Improving plant breeding productivity

Monday, July 9, 2018


The ‘HELP’ plant breeding strategy for self-pollinating crops is an innovation that ’crosses the best with the best’ and proceeds only with ‘the best,’ allowing crop breeders to identify 3-5 times more high-productivity varieties of cereals, legumes and other important food crops, and improve the overall quality of food crop breeding. The approach can be put into action with minimal new investments – bringing benefits to commercial breeders and smallholder farmers in low-income countries.

A new approach to food crop breeding recently published in the journal, Crop Science, now makes possible more efficient breeding for some two-thirds of the world’s most important food crops. This innovation, focused on self-pollinating crops such as wheat, rice, peas and beans sets out new processes and techniques that crop breeding programs can use to get significant productivity gains compared to their current breeding practices. 

These new research findings synthesize learning from 70 years of crop breeding science and practice to create the improved approach called HELP - Hybrid-Enabled Line Profiling. It brings more superior crop varieties to the world’s population, and has specific benefits for nutrition and food security in low-income countries, for smallholder farmers and their rural communities. 

The HELP concept was developed by plant geneticists, Dr. Ir. Maarten van Ginkel and Prof. Rodomiro Ortiz. They say that it combines existing and recently identified techniques, resulting in a strategy that exceeds existing breeding concepts, bringing the potential to improve the productivity and cost efficiency of all breeding programs for self-pollinating crops. These include widely consumed staples such as wheat, rice, barley, rye, oats, pea, cowpea, common bean, soybean, lentil, chickpea, groundnut, oilseed, and forage crops for animals.

For plant breeders in national and commercial programs, current approaches to improve self-pollinating crops are costly and time-consuming. Typically, hundreds, even thousands, of hybrid plant crosses are needed to produce a better-performing variety of these food crops – a process which can take up to a decade. As a result, improved varieties of these crops are released to market more slowly than for cross-pollinating crops such as maize or canola, whose breeders can produce better performing crop varieties directly with first generation hybrid crosses. 

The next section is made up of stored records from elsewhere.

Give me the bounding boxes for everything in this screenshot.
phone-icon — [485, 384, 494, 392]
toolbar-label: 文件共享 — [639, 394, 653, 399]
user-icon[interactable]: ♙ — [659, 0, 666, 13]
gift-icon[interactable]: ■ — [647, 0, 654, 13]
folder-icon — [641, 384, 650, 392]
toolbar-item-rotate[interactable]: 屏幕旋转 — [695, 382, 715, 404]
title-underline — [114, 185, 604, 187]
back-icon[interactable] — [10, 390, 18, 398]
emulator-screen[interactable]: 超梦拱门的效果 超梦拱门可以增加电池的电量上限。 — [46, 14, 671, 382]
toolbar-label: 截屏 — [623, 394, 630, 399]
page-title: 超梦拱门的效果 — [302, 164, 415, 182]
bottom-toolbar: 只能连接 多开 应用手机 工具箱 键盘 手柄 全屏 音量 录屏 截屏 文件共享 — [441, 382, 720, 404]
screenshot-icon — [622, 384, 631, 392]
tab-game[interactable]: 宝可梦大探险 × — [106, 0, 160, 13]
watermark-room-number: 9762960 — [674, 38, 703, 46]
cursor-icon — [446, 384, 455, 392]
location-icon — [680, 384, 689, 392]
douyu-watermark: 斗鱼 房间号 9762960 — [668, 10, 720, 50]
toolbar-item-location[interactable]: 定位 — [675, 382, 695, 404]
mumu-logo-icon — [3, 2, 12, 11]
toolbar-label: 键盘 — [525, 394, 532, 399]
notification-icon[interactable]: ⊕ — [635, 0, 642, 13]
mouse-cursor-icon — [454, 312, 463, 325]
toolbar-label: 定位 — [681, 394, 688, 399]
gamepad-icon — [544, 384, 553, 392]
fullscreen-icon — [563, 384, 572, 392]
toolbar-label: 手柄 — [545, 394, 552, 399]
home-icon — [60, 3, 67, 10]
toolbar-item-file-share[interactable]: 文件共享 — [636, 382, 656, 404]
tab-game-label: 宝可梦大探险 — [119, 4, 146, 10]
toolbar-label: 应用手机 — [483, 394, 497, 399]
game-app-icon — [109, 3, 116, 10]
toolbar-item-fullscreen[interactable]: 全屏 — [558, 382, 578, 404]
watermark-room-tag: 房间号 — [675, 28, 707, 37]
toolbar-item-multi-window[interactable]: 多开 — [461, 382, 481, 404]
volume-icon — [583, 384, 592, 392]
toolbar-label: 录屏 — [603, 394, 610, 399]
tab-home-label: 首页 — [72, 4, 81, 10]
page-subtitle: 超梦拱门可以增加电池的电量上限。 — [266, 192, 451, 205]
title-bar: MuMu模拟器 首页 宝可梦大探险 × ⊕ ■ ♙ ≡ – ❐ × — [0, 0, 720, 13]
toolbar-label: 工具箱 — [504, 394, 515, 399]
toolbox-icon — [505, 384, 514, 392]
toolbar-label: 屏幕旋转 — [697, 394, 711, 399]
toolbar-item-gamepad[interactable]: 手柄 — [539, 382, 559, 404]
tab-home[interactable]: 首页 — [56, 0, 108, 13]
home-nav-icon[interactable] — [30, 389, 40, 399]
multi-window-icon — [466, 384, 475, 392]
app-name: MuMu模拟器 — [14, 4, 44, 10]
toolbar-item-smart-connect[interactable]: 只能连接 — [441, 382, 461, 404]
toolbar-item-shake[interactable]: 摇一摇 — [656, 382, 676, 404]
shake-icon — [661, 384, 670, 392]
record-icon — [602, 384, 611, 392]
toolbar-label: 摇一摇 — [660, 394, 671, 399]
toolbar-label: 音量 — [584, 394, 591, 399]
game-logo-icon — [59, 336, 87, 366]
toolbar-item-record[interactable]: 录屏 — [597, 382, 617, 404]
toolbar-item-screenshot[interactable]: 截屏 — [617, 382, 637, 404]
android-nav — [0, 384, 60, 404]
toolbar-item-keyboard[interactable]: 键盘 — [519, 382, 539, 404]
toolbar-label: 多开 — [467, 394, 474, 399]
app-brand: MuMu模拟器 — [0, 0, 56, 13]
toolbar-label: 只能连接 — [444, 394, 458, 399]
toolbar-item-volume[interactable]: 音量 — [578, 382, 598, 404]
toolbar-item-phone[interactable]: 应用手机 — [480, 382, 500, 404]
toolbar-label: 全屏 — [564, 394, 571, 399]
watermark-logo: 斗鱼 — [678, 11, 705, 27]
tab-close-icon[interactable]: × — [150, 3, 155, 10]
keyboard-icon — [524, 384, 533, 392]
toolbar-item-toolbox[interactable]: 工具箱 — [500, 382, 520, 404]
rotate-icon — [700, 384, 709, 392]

For low-income countries, the current plant breeding process for self-pollinating crops means that their populations miss out on, or have delayed access to, some of the highest-performing food varieties possible.

HELP innovates by integrating into a new package, a combination of practical techniques that breeders can use to rapidly identify the highest-performing and most robust plants and hybrid crosses for breeding. This includes a process for two-stage research trials in different farming ecosystem types, and rapid seed multiplication for the new crop varieties. HELP’s core principle is to ‘cross the best with the best’ from different robust ‘parents’; to rapidly identify high-performing hybrid crosses, that will then integrate best performance in the next generation of crops.

This approach is especially beneficial for national crop improvement programs in low-income countries, explains van Ginkel: ‘’Using HELP, national programs can focus their breeding activities on only the very best hybrid crosses, to significantly improve crop performance, and do this with minor new investments. This brings huge increases in effectiveness to the breeding pipeline. HELP offers breeding program managers a smart way to adjust their current breeding practices to produce better crop varieties for their farmers. HELP is especially beneficial for farmers and rural communities in the world’s low-income countries.’’

The authors say that with HELP – in the same 5-7 year period that is needed with today’s conventional crop breeding to develop one new variety – 3 to 5 times more high-productivity varieties can be bred and identified for release to farmers. 

HELP also offers a higher-investment-higher-return scenario that delivers even better results using high-precision technologies, such as molecular genetics and high-throughput phenotyping, explains Ortiz. “But an important aspect of HELP’s innovation is how it benefits low-income countries. It can be put in place by any country at today’s cost and infrastructure levels, with minor additional investments,” he says.

The authors encourage countries to put HELP into action alongside current breeding activities, for direct comparison between the two approaches. They call on decision-makers responsible for agriculture, rural development and food security to create the conditions for crop breeders to test HELP in their national programs – by providing guidelines, training and small investment schemes.